Clojure Web Scraper
Mar 1, 2013 09:03 · 478 words · 3 minute read
Okay so another thing that I did this week was go to a clojure meet up. I really enjoyed it. There I met some really cool people like Anthony from WalmartLabs. In the end we created a hacker news scraper from scratch in a couple of hours. So here is a brief tutorial on how we did it. (Note I’m not that great with Clojure yet thought I do think it is rather awesome. So most of this is because Anthony is a rock star.)
Things you are going to need (or I expect to be installed):
- Java 1.5 or greater
- A text editor
- Lein
So first install lein which means going here and downloading the script.
Then move that script to somewhere in your path.
$ export PATH=$PATH:/path/to/script
Next make a new lein project.
$ lein new hnharvest
Then cd into the project.
$ cd hnharvest
So we can add some text to project.clj.
$ vim project.clj
Then make it look like this. If you don’t know how to use vim use any text editor you like.
(defproject hnharvest "0.1.0-SNAPSHOT"
:description "FIXME: write description"
:url "http://example.com/FIXME"
:license {:name "Eclipse Public License"
:url "http://www.eclipse.org/legal/epl-v10.html"}
:dependencies [[org.clojure/clojure "1.4.0"]
[clj-http/clj-http "0.6.4"]
[enlive "1.1.1"]
[org.clojure/data.json "0.2.1"]])
Next we need to add our modify core.clj.
$ vim src/hnharvest/core.clj
Make it look like this.
(ns hnharvest.core
(:require [net.cgrand.enlive-html :as html]
[clojure.string :as s]))
(defn fetch-url []
(html/html-resource
(java.net.URL. "http://news.ycombinator.com")))
(defonce content (fetch-url))
(defn parse-int [s]
(try
(Integer/parseInt s)
(catch NumberFormatException e
0)))
(defn hn-str->number [s]
(-> (s/split s #"\s")
first
parse-int))
(defn get-info
[{[{[points-string] :content}
_
_
_
{[comments-string] :content}] :content}]
(when (and points-string comments-string)
{:points (hn-str->number points-string)
:comments (hn-str->number comments-string)}))
(defn go []
(remove nil? (map get-info (html/select content [:td.subtext]))))
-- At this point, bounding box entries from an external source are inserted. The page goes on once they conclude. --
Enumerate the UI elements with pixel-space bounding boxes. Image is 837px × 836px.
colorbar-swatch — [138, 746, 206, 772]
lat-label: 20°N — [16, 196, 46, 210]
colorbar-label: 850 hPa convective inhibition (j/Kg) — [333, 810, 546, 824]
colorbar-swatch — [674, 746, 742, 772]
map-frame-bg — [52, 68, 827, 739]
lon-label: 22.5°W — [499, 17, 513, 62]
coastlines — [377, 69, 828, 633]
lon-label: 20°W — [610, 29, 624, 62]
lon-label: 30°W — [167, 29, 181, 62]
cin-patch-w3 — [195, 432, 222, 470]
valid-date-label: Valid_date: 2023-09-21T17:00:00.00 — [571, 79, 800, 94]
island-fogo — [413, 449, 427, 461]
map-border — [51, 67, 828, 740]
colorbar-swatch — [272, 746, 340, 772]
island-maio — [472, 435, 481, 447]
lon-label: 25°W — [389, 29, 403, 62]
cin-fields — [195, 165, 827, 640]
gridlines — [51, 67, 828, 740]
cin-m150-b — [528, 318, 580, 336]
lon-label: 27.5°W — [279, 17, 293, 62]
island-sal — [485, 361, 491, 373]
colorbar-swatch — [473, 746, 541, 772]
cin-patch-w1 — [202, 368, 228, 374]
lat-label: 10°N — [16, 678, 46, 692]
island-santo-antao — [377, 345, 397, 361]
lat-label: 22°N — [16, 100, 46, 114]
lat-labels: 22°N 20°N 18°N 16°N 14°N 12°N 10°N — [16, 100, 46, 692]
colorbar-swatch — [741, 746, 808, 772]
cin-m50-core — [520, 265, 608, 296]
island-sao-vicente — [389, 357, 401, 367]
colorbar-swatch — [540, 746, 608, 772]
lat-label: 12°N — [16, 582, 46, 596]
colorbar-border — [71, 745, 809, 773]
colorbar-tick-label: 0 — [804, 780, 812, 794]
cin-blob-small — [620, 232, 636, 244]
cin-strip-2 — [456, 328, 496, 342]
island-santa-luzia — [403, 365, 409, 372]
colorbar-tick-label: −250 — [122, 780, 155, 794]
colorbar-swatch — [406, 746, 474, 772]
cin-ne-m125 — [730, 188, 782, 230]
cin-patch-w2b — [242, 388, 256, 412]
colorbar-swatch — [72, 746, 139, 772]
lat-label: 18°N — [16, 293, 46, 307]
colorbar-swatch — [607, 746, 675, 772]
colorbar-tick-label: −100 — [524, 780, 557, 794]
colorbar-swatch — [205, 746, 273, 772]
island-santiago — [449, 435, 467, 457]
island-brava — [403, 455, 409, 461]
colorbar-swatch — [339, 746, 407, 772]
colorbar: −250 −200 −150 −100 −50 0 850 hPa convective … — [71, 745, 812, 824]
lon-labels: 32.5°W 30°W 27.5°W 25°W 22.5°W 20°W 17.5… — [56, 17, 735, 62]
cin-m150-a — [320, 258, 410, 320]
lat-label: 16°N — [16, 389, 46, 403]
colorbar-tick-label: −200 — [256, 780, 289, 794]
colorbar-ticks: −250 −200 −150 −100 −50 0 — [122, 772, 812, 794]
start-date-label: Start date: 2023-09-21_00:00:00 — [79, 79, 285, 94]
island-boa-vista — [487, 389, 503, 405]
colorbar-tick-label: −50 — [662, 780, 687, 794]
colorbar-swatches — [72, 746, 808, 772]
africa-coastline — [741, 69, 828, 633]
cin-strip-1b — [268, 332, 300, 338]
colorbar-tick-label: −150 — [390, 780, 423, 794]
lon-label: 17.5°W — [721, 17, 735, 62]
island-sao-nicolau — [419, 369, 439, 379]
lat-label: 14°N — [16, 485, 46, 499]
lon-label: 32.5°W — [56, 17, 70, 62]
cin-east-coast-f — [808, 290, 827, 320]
Finally we need to open a repl session.
$ lein repl
Then we need to import our source files and change the name space and start the function.
user=> (use 'hnharvest.core)
user=> (ns hnharvest.core)
hnharvest.core=> (go)
This should spit out something like this:
({:points 283, :comments 105} {:points 99, :comments 29} {:points 345, :comments 123} {:points 51, :comments 23} {:points 398, :comments 252} {:points 142, :comments 97} {:points 219, :comments 63} {:points 18, :comments 4} {:points 228, :comments 78} {:points 264, :comments 153} {:points 125, :comments 19} {:points 67, :comments 37} {:points 202, :comments 31} {:points 34, :comments 19} {:points 43, :comments 13} {:points 36, :comments 6} {:points 136, :comments 44} {:points 87, :comments 17} {:points 44, :comments 3} {:points 236, :comments 100} {:points 35, :comments 21} {:points 26, :comments 4} {:points 68, :comments 17} {:points 41, :comments 8} {:points 193, :comments 69} {:points 67, :comments 20} {:points 55, :comments 16} {:points 608, :comments 181} {:points 63, :comments 16})
This is just a current listing of points and comments from http://news.ycombinator.com/
I thought it was really cool how quickly we got something up and running with Clojure. I hope you did too.